Tippecanoe County has 370 licensed physicians, according to the Indiana Professional Licensing Agency. About 140 of them are part of Arnett, all of whom had or still have hospital privileges at the two GLHS facilities.

Both sides expect doctors will keep those privileges, but stopped short of saying it definitively will work out that way.

“Doctors leave or change affiliation,” Wilson said.

In fact, a complex feud between Arnett and GLHS has been brewing for years, starting with a solo attempt by Arnett in 2003 to build a new hospital.

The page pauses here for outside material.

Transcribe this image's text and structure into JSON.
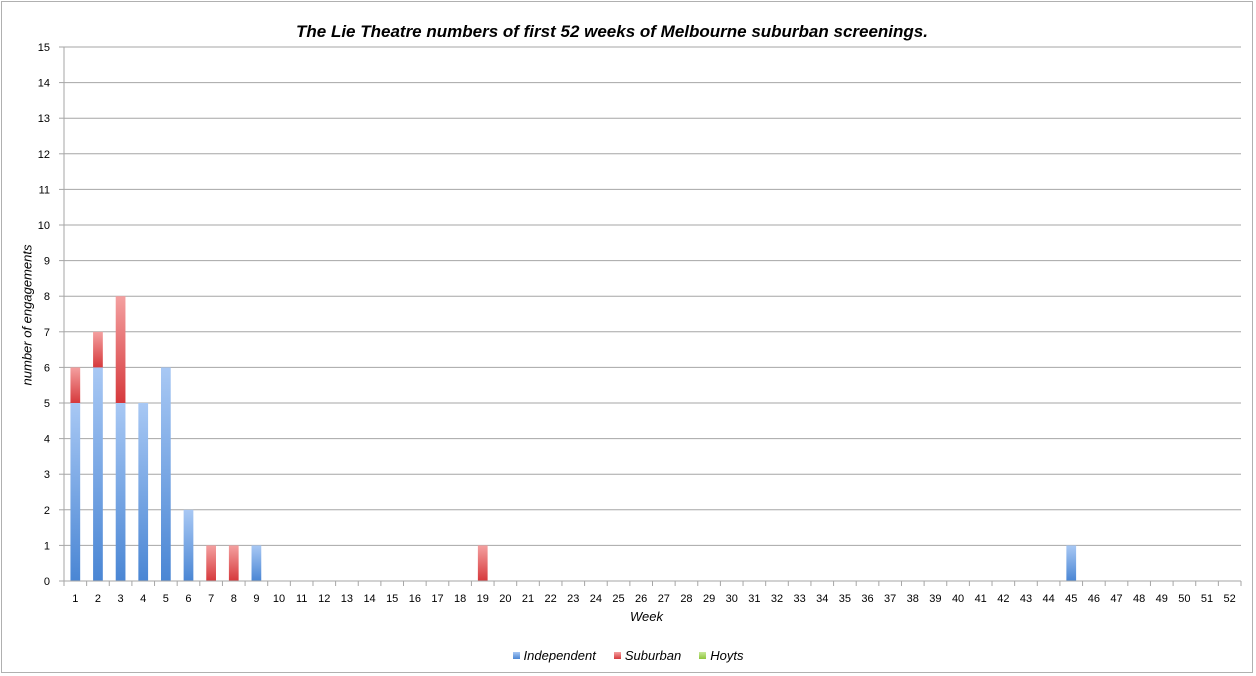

That plan was scrapped after several Arnett doctors sued Arnett in July 2004, claiming the board did not consult them on its decision to build the facility. Those doctors left Arnett and formed their own group under GLHS’ ownership.

Arnett countersued, saying their former doctors conspired with GLHS to foster negative publicity about Arnett’s plans for the new hospital. The suit eventually was settled out of court, but bad blood lingered. Arnett a year later sued GLHS, claiming it was attempting to maintain a monopoly on health care in the area.

A judge later dismissed that claim. But by then, Arnett was in talks with Clarian on the hospital they would build together.

It’s a good outcome for health care consumers, according to Dan Evans, Clarian’s CEO.

“Competition is not an issue,” he said. “Hospitals tend to think about themselves. We need to think about this from the patients’ point of view, not the hospitals’. Quality of care will go up, not down.”